Social media have democratised scrolling, making the thumb scan almost the only interface available on mobile screens. From Instagram to Twitter, from Facebook to LinkedIn, we scroll endlessly [10]… and while the story format temporarily shook up editorial lines, it was soon picked up by one platform then another (Instagram, then Facebook, LinkedIn and Twitter, etc. [11]), which meant we were back to scrolling. In the end, stories simply made the vertical movement a horizontal action.

And on computer screens, the dominance of WordPress and other CMS – Shopify, Wix, Drupal [12]has led to the emergence of standardised graphics interfaces, with best practices in UX and digital performance.

A pessimist would perhaps claim that the latest ‘innovation’ in Web interfaces is the swipe [13], a way of accepting or refusing a contact that was pioneered by Tinder in 2012 – eight years ago already – and has now been replicated on media websites [14] (in French). Other than that, creativity seems to be a thing of the past.

Creativity has left the building

And yet, today’s internet provides creators with an opportunity to develop rich and complex interfaces, which are sometimes the only way of really presenting a subject in all its complexity. These experiments do exist, but they rarely seem to reach the public.

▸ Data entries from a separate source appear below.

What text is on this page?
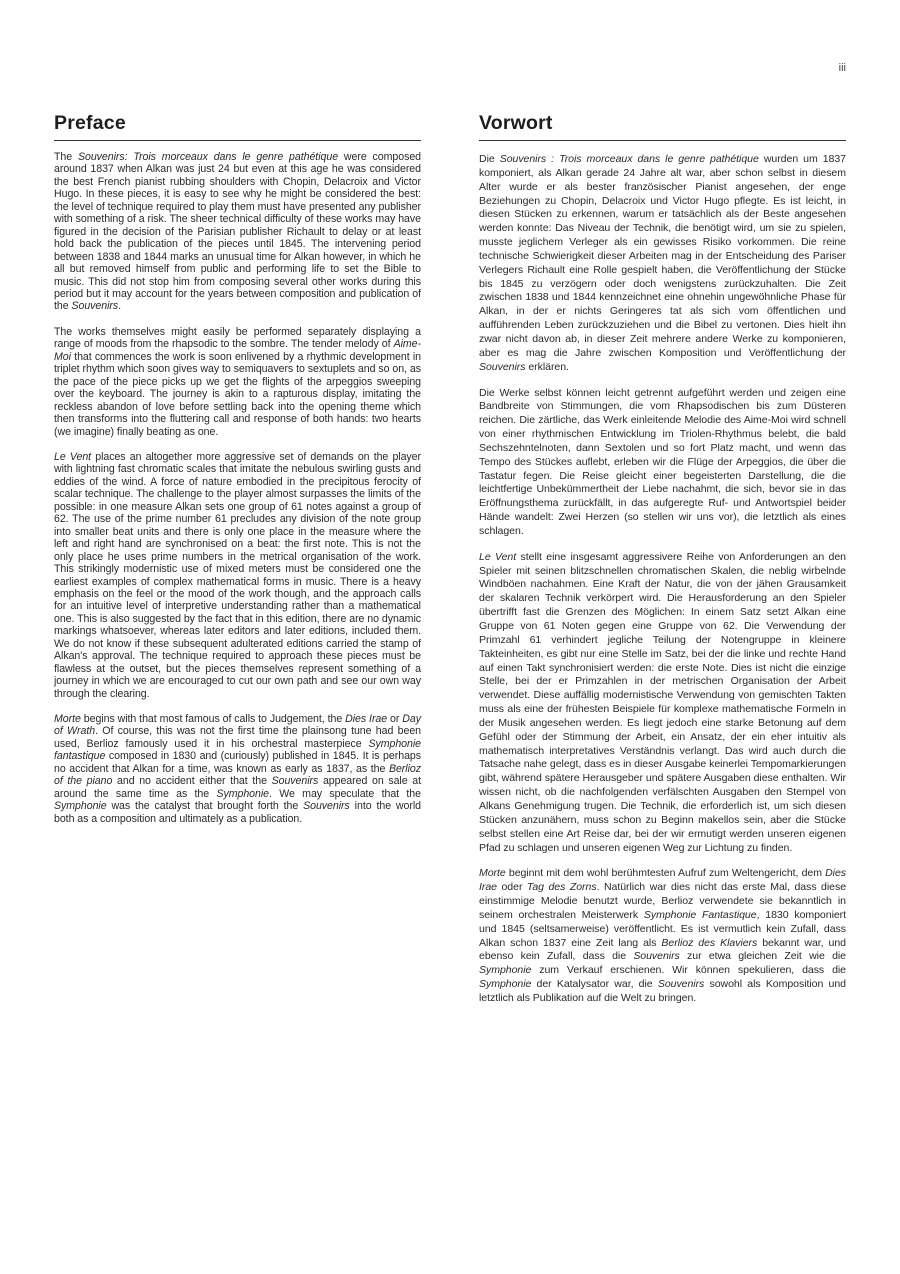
iii
Preface
The Souvenirs: Trois morceaux dans le genre pathétique were composed around 1837 when Alkan was just 24 but even at this age he was considered the best French pianist rubbing shoulders with Chopin, Delacroix and Victor Hugo. In these pieces, it is easy to see why he might be considered the best: the level of technique required to play them must have presented any publisher with something of a risk. The sheer technical difficulty of these works may have figured in the decision of the Parisian publisher Richault to delay or at least hold back the publication of the pieces until 1845. The intervening period between 1838 and 1844 marks an unusual time for Alkan however, in which he all but removed himself from public and performing life to set the Bible to music. This did not stop him from composing several other works during this period but it may account for the years between composition and publication of the Souvenirs.
The works themselves might easily be performed separately displaying a range of moods from the rhapsodic to the sombre. The tender melody of Aime-Moi that commences the work is soon enlivened by a rhythmic development in triplet rhythm which soon gives way to semiquavers to sextuplets and so on, as the pace of the piece picks up we get the flights of the arpeggios sweeping over the keyboard. The journey is akin to a rapturous display, imitating the reckless abandon of love before settling back into the opening theme which then transforms into the fluttering call and response of both hands: two hearts (we imagine) finally beating as one.
Le Vent places an altogether more aggressive set of demands on the player with lightning fast chromatic scales that imitate the nebulous swirling gusts and eddies of the wind. A force of nature embodied in the precipitous ferocity of scalar technique. The challenge to the player almost surpasses the limits of the possible: in one measure Alkan sets one group of 61 notes against a group of 62. The use of the prime number 61 precludes any division of the note group into smaller beat units and there is only one place in the measure where the left and right hand are synchronised on a beat: the first note. This is not the only place he uses prime numbers in the metrical organisation of the work. This strikingly modernistic use of mixed meters must be considered one the earliest examples of complex mathematical forms in music. There is a heavy emphasis on the feel or the mood of the work though, and the approach calls for an intuitive level of interpretive understanding rather than a mathematical one. This is also suggested by the fact that in this edition, there are no dynamic markings whatsoever, whereas later editors and later editions, included them. We do not know if these subsequent adulterated editions carried the stamp of Alkan's approval. The technique required to approach these pieces must be flawless at the outset, but the pieces themselves represent something of a journey in which we are encouraged to cut our own path and see our own way through the clearing.
Morte begins with that most famous of calls to Judgement, the Dies Irae or Day of Wrath. Of course, this was not the first time the plainsong tune had been used, Berlioz famously used it in his orchestral masterpiece Symphonie fantastique composed in 1830 and (curiously) published in 1845. It is perhaps no accident that Alkan for a time, was known as early as 1837, as the Berlioz of the piano and no accident either that the Souvenirs appeared on sale at around the same time as the Symphonie. We may speculate that the Symphonie was the catalyst that brought forth the Souvenirs into the world both as a composition and ultimately as a publication.
Vorwort
Die Souvenirs : Trois morceaux dans le genre pathétique wurden um 1837 komponiert, als Alkan gerade 24 Jahre alt war, aber schon selbst in diesem Alter wurde er als bester französischer Pianist angesehen, der enge Beziehungen zu Chopin, Delacroix und Victor Hugo pflegte. Es ist leicht, in diesen Stücken zu erkennen, warum er tatsächlich als der Beste angesehen werden konnte: Das Niveau der Technik, die benötigt wird, um sie zu spielen, musste jeglichem Verleger als ein gewisses Risiko vorkommen. Die reine technische Schwierigkeit dieser Arbeiten mag in der Entscheidung des Pariser Verlegers Richault eine Rolle gespielt haben, die Veröffentlichung der Stücke bis 1845 zu verzögern oder doch wenigstens zurückzuhalten. Die Zeit zwischen 1838 und 1844 kennzeichnet eine ohnehin ungewöhnliche Phase für Alkan, in der er nichts Geringeres tat als sich vom öffentlichen und aufführenden Leben zurückzuziehen und die Bibel zu vertonen. Dies hielt ihn zwar nicht davon ab, in dieser Zeit mehrere andere Werke zu komponieren, aber es mag die Jahre zwischen Komposition und Veröffentlichung der Souvenirs erklären.
Die Werke selbst können leicht getrennt aufgeführt werden und zeigen eine Bandbreite von Stimmungen, die vom Rhapsodischen bis zum Düsteren reichen. Die zärtliche, das Werk einleitende Melodie des Aime-Moi wird schnell von einer rhythmischen Entwicklung im Triolen-Rhythmus belebt, die bald Sechszehntelnoten, dann Sextolen und so fort Platz macht, und wenn das Tempo des Stückes auflebt, erleben wir die Flüge der Arpeggios, die über die Tastatur fegen. Die Reise gleicht einer begeisterten Darstellung, die die leichtfertige Unbekümmertheit der Liebe nachahmt, die sich, bevor sie in das Eröffnungsthema zurückfällt, in das aufgeregte Ruf- und Antwortspiel beider Hände wandelt: Zwei Herzen (so stellen wir uns vor), die letztlich als eines schlagen.
Le Vent stellt eine insgesamt aggressivere Reihe von Anforderungen an den Spieler mit seinen blitzschnellen chromatischen Skalen, die neblig wirbelnde Windböen nachahmen. Eine Kraft der Natur, die von der jähen Grausamkeit der skalaren Technik verkörpert wird. Die Herausforderung an den Spieler übertrifft fast die Grenzen des Möglichen: In einem Satz setzt Alkan eine Gruppe von 61 Noten gegen eine Gruppe von 62. Die Verwendung der Primzahl 61 verhindert jegliche Teilung der Notengruppe in kleinere Takteinheiten, es gibt nur eine Stelle im Satz, bei der die linke und rechte Hand auf einen Takt synchronisiert werden: die erste Note. Dies ist nicht die einzige Stelle, bei der er Primzahlen in der metrischen Organisation der Arbeit verwendet. Diese auffällig modernistische Verwendung von gemischten Takten muss als eine der frühesten Beispiele für komplexe mathematische Formeln in der Musik angesehen werden. Es liegt jedoch eine starke Betonung auf dem Gefühl oder der Stimmung der Arbeit, ein Ansatz, der ein eher intuitiv als mathematisch interpretatives Verständnis verlangt. Das wird auch durch die Tatsache nahe gelegt, dass es in dieser Ausgabe keinerlei Tempomarkierungen gibt, während spätere Herausgeber und spätere Ausgaben diese enthalten. Wir wissen nicht, ob die nachfolgenden verfälschten Ausgaben den Stempel von Alkans Genehmigung trugen. Die Technik, die erforderlich ist, um sich diesen Stücken anzunähern, muss schon zu Beginn makellos sein, aber die Stücke selbst stellen eine Art Reise dar, bei der wir ermutigt werden unseren eigenen Pfad zu schlagen und unseren eigenen Weg zur Lichtung zu finden.
Morte beginnt mit dem wohl berühmtesten Aufruf zum Weltengericht, dem Dies Irae oder Tag des Zorns. Natürlich war dies nicht das erste Mal, dass diese einstimmige Melodie benutzt wurde, Berlioz verwendete sie bekanntlich in seinem orchestralen Meisterwerk Symphonie Fantastique, 1830 komponiert und 1845 (seltsamerweise) veröffentlicht. Es ist vermutlich kein Zufall, dass Alkan schon 1837 eine Zeit lang als Berlioz des Klaviers bekannt war, und ebenso kein Zufall, dass die Souvenirs zur etwa gleichen Zeit wie die Symphonie zum Verkauf erschienen. Wir können spekulieren, dass die Symphonie der Katalysator war, die Souvenirs sowohl als Komposition und letztlich als Publikation auf die Welt zu bringen.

Over the past few years, the New York Times Lab has been developing advanced know-how on innovative interfaces and web documentaries. The most obvious and most popular example is undoubtedly the full analysis published in the summer of 2020 on the explosion in the port of Beirut [15]. On a single page, the American daily used techniques as diverse as video editing, time-lapse and 3D computer graphics to explain the causes and consequences of a major event to its readers. It created a media mix that the Flash developers of the 2000s would have admired. The New York Times is a pioneer in infographic representation and often publishes information on a specific website [16]. It uses photos, videos, and even virtual reality to great effect in what ideally will be one of the prototypes for the online future.

In France, the interfaces designed by L’Atelier, the intelligence and innovation unit at BNP Paribas [17] (in French), are more wonderful examples. In these spaces, form and substance come together to project internet users into a theme and teach them about the virtual economy [18] or the technological challenges of the future [19]. As with the New York Times, the message is perfectly tailored and presented. It undoubtedly testifies to the existence of a genuine cyberculture, an inventiveness and a creativity which draws inspiration from the digital world, cybernetics and science fiction.

These examples show that with Flash a thing of the past, we can still hope for a creative and multimedia-focused internet.

Getting innovation back online

While some people want to paint a picture of a digital future in which virtual reality and voice commands will have replaced computer screens, and – with the impact of lockdown – in which the internet and its various interfaces still play a key role in our lives, maybe it’s time to return some of Flash’s creativity onto our web pages.

Creativity that surprises, draws the eye to further content, contributes something more than endless social media threads and nourishes its audience with information in an alternative way.

Why don’t we bring innovation back online and make the web that bit more exciting?